Ознакомительная версия.
– Очень жизнеутверждающе, – заметил Габлер. – Только последние слова надо заменить. Не в земле, а в огне мы теперь пристань находим. Да, Гамлет, удачный ты стишок припомнил. У меня, знаешь, прямо камень с души свалился. Действительно, чего дергаться, переживать? Пристань-то и вправду одна.
– Ну вот! – воскликнул Граната, уловивший, разумеется, иронию собеседника. К нему, кажется, возвращалось привычное хорошее настроение. – Я знал, что тебе понравится. Давай, дуй сюда, проведем трезвый вечерок… пока не пришли к последней пристани.
– Ладно, – сдался Габлер. – Сейчас с командиром согласую. Я вроде бы и на свободе, но все-таки поставлю в известность. А то будем с тобой сидеть, и вдруг они вновь врываются, меня хватать.
– Тут ты прав, – согласился Граната. – Твинсов лучше не расстраивать, а то такую отдачу можно схлопотать… Мне один соотечественник еще в учебке, на Третьем Ковчеге, рассказывал. Был у него такой случай…
– Тормозни, – прервал его Крис. – При встрече расскажешь.
– Слушай, а давай, лучше я к тебе подскочу, в порт. Чтобы твинсам твоим было спокойней.
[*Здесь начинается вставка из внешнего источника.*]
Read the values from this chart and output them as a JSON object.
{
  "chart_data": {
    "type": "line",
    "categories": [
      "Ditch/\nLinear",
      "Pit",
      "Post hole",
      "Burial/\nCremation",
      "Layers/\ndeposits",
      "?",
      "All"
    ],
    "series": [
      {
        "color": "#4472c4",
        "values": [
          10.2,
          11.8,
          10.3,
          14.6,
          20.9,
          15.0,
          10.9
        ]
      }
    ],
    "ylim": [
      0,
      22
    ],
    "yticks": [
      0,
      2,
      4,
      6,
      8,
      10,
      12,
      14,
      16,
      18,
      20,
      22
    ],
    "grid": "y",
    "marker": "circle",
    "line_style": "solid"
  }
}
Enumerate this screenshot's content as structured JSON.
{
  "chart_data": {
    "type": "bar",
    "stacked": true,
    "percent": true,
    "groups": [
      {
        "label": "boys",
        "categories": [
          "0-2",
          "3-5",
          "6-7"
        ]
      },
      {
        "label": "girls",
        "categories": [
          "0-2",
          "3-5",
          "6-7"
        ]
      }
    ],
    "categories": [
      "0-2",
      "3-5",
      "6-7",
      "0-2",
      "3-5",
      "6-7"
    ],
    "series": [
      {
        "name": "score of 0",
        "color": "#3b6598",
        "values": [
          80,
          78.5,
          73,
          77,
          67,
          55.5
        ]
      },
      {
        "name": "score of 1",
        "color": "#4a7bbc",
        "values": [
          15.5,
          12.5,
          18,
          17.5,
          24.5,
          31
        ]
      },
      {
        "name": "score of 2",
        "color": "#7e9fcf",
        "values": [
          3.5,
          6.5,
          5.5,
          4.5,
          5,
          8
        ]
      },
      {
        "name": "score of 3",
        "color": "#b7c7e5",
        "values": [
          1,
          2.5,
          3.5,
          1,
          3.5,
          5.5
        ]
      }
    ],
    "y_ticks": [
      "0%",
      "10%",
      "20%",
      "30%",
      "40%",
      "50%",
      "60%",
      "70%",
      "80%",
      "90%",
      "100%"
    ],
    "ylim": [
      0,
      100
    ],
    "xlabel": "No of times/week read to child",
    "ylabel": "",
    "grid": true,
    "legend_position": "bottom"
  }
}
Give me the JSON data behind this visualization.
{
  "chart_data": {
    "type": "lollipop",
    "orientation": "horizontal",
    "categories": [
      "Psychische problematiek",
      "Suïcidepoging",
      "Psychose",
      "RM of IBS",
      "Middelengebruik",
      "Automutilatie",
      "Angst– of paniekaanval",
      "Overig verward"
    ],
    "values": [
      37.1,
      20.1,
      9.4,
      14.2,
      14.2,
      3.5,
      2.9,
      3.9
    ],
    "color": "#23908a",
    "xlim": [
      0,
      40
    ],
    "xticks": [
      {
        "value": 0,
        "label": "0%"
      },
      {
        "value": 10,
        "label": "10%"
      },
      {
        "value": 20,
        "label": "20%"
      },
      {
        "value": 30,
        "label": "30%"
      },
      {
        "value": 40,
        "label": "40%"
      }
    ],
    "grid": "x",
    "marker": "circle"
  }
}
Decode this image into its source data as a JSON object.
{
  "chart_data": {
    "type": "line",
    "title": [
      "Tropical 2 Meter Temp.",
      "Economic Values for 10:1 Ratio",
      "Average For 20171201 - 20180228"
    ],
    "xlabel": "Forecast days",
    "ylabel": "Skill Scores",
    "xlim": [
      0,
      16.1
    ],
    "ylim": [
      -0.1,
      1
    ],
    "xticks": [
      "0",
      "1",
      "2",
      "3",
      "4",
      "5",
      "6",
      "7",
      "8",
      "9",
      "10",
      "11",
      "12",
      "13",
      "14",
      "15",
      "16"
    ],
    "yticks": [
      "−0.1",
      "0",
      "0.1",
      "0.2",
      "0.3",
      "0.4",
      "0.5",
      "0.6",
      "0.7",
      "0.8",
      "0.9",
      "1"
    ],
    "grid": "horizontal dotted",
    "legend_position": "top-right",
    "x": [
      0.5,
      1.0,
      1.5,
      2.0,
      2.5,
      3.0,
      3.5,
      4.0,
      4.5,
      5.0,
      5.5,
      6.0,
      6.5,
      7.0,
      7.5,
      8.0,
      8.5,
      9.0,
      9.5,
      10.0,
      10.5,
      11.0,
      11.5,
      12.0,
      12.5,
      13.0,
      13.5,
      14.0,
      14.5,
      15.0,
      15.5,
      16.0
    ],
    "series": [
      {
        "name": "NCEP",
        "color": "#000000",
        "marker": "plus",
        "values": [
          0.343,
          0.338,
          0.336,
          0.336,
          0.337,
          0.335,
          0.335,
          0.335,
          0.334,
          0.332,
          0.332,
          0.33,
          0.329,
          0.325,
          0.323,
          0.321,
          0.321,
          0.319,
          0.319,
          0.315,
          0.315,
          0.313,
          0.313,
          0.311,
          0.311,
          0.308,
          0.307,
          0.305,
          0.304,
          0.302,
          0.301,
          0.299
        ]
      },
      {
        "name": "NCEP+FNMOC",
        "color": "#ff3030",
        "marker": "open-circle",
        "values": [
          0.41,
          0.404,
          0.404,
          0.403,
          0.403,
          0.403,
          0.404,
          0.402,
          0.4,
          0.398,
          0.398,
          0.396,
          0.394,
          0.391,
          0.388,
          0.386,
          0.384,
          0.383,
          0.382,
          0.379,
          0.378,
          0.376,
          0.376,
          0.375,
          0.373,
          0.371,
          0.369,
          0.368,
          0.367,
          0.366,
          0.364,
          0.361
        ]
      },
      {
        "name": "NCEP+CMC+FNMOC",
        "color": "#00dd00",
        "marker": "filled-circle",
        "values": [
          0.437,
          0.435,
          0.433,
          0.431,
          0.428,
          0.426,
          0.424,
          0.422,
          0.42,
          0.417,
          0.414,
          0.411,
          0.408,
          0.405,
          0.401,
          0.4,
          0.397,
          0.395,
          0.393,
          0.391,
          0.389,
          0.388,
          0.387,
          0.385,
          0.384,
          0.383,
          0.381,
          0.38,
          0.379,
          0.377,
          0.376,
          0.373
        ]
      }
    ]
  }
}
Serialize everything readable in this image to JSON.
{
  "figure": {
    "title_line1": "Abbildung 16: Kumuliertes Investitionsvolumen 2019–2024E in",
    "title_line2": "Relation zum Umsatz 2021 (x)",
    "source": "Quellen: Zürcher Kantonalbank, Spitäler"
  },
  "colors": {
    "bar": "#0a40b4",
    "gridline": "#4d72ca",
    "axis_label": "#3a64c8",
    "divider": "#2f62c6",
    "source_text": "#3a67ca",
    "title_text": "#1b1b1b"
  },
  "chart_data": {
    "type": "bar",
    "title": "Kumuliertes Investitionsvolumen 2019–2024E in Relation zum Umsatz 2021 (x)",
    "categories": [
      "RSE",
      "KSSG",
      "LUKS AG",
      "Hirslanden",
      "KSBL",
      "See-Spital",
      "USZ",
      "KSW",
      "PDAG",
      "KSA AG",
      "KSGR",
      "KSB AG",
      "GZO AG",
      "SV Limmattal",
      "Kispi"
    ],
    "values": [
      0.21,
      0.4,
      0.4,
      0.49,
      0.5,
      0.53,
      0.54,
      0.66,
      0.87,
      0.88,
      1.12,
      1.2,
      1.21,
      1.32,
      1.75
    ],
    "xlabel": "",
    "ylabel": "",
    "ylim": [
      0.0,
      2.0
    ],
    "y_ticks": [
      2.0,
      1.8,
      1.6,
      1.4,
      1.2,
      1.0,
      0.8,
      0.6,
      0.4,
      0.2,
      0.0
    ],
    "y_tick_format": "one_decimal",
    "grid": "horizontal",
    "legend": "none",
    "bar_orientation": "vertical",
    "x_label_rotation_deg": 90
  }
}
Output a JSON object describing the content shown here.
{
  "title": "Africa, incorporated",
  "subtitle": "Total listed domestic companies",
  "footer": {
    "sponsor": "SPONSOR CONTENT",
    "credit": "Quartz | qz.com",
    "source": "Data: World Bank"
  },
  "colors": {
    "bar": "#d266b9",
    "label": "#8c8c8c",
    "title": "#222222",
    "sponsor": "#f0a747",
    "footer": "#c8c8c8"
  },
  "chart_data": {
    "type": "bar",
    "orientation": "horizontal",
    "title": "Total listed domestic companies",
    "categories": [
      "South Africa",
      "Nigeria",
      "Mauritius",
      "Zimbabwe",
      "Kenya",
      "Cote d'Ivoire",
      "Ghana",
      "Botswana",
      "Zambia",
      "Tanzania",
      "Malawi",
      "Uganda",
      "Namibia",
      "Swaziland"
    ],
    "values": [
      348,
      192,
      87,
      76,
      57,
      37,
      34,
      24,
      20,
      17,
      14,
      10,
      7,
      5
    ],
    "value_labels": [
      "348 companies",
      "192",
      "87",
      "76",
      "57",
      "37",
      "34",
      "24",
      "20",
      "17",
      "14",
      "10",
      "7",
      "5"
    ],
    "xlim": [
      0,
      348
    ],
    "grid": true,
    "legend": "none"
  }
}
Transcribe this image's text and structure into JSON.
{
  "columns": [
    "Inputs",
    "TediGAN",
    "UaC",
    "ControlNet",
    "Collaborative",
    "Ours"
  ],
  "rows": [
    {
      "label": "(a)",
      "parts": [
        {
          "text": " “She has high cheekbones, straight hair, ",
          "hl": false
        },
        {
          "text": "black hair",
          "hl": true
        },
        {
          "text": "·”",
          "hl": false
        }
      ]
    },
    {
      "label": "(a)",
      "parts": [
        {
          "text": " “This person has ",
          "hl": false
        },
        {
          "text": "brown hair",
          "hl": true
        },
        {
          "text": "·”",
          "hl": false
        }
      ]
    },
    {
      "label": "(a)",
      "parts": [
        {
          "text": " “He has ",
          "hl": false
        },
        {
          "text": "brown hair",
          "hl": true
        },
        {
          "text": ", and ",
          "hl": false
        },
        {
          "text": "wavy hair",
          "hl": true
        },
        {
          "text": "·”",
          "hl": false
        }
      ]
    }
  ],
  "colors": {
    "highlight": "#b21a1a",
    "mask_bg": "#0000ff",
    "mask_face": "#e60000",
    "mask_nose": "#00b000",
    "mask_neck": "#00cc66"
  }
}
– Можно и так, – согласился Габлер.
Глава 20. Огненная пристань
В кабаке космопорта было прохладно и тихо. Никто не ругался, не танцевал, не крутились возле потенциальных клиентов хошки и не летели на пол бокалы. Зал был разделен на части «живой изгородью» – зеленые побеги, обвиваясь вокруг подпорок, едва ли не сплошной стеной тянулись к потолку, – и трудно было определить, сколько посетителей отдают сейчас должное еде и напиткам кабака «Маракана». Крис и Граната сидели за столиком недалеко от входа, перед этими мини-джунглями, и, повернув голову, могли видеть, как за прозрачной стеной бродят в ожидании своих рейсов пассажиры.
– Знаешь, а у них в отряде тоже такой, как ты, есть, – сказал Крис.
– В смысле? – удивился Граната. Он был уже без куртки, недавно приобретенной в космопорте Единорога, но все в том же черном свитере. – Тоже с Лавли, что ли?
– Тоже стишки сочиняет.
– Сочиняет! – фыркнул Граната. – Я стихи не сочиняю, Гладик. Они из меня растут. Когда бы знал ты, из какого сора растут стихи, не ведая стыда…
– Представляю.
– Ни хрена ты не представляешь! Стихи, Гладик, это тебе не фигли-мигли, не упал-отжался, не сунул-вынул. Тут, – Мхитарян постучал себя пальцем по лбу, – кое-что особенное надо иметь.
– Ой-ой, я тебя умоляю, – скорчил гримасу Крис. – У поэта в голове лишь бутылка или две…
Граната безнадежно махнул рукой и припал к бокалу с пивом.
Все разговоры о «чаевничании» оказались обманкой, такой же, как меч славейнов с упрятанным там Копьем Судьбы. Никакого чая Граната и не думал заказывать, а заказал он темное пиво «Роберто Карлос да Силва Роша», мотивируя свой выбор тем, что никогда не слыхал о пиве с таким названием. Габлер мысленно плюнул и последовал примеру сослуживца. Пиво неожиданно врезало по голове с такой же силой, с какой лупил по мячу этот легендарный футболист древности. Крис еще в детстве слышал легенду о том, как этот самый Роберто Карлос однажды, промахнувшись по воротам, залепил мячом в болельщика. И у того что-то так сотряслось в мозгах, что он вдруг нашел решение какой-то сверхсложной математической задачи (хотя и таблицы умножения-то не знал), а вот к футболу охладел совершенно…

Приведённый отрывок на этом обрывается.